3) HNSW (Hierarchical Navigable Small World)
A graph-based index that builds a hierarchical graph structure, enabling efficient nearest neighbor search with logarithmic complexity.
GPU acceleration
FAISS leverages the parallelism of GPUs to accelerate similarity search operations, making it suitable for large-scale and real-time applications.
Here are some highlighted use cases demonstrating FAISS's broad applicability:
Trillion-scale Index
FAISS can handle massive datasets, as illustrated by an example where it indexed 1.5 trillion vectors of 144 dimensions.
The process involved a hierarchical, distributed approach using PCA for dimensionality reduction, scalar quantization, and HNSW for coarse quantization, followed by sharding techniques for efficient storage and search, demonstrating FAISS's capability to manage and search through enormous data volumes efficiently.
Text Retrieval
FAISS can facilitate information retrieval tasks like fact-checking, entity linking, and question answering.

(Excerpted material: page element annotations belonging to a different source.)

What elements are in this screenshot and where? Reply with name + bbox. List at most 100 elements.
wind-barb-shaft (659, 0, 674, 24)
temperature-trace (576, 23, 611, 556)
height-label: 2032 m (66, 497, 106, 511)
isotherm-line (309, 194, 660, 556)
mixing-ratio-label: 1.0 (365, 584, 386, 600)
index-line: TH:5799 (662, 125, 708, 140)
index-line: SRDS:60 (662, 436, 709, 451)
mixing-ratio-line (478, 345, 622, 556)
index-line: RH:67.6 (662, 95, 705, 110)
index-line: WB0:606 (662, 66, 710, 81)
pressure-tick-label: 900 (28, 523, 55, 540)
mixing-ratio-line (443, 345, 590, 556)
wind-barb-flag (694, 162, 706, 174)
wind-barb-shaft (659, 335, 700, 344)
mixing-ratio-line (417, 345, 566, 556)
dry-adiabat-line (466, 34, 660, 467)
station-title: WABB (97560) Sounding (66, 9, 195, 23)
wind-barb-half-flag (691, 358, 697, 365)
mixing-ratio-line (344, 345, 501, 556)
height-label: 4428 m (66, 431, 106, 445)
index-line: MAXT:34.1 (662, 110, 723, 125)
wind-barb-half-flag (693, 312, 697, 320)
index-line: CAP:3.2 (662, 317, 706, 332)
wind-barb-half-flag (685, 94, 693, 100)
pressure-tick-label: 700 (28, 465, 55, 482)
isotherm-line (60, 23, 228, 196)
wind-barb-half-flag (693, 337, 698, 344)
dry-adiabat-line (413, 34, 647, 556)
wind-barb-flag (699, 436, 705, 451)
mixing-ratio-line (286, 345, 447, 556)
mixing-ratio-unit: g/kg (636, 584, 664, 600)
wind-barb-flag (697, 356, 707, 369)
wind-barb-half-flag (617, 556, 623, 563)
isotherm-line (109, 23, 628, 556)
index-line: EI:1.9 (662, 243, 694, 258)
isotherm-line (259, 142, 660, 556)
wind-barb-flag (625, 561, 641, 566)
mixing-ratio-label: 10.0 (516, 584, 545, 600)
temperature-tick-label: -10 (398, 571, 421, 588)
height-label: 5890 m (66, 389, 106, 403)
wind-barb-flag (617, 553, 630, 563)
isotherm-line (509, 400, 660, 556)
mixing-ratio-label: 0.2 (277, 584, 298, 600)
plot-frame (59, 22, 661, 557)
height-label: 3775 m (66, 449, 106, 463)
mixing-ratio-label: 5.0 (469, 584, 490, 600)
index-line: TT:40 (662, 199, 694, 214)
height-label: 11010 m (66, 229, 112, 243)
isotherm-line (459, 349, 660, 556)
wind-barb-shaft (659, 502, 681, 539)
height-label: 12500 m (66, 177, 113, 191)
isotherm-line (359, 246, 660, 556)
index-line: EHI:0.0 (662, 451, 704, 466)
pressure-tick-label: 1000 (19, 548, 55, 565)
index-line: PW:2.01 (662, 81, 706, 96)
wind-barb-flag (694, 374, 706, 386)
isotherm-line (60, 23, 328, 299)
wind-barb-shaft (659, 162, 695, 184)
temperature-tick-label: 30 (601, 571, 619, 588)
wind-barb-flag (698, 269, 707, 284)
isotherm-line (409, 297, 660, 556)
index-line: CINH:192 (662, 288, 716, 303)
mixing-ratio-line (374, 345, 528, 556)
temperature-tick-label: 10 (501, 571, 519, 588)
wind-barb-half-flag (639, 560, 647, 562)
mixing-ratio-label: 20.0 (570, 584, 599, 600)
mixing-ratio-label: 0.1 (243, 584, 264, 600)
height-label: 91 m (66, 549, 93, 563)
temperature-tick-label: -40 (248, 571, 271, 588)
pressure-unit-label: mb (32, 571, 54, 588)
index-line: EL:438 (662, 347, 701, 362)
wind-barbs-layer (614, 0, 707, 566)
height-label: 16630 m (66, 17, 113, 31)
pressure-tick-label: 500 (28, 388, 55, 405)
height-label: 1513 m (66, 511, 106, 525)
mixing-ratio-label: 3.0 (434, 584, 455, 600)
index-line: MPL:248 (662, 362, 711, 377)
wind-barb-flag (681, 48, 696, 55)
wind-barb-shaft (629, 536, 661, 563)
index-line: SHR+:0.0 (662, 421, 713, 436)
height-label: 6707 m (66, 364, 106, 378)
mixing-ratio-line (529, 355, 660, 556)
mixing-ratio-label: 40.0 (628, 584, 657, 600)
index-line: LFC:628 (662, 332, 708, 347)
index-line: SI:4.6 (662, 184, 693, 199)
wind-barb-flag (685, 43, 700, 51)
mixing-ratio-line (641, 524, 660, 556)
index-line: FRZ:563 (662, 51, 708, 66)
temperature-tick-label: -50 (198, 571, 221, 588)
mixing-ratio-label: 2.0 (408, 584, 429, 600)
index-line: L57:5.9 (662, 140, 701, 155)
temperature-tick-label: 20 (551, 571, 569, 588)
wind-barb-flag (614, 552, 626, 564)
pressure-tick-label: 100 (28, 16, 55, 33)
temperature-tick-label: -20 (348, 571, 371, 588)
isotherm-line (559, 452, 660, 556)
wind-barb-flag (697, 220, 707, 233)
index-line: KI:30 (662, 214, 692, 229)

Embedding models optimised for text retrieval are used to search across large text corpora, aiding in extracting relevant information or documents quickly.
Data Mining
FAISS aids in the mining and organisation of large datasets, such as finding bilingual texts in vast web-crawled datasets or organising a language model's training corpus.
For instance, it can group similar documents or identify duplicate images in a dataset, optimising the data curation process for better training model performance or more efficient storage.
FAISS is a well developed and widely used library. It underpins many of the modern vector database offerings such as Pinecone and Zilliz.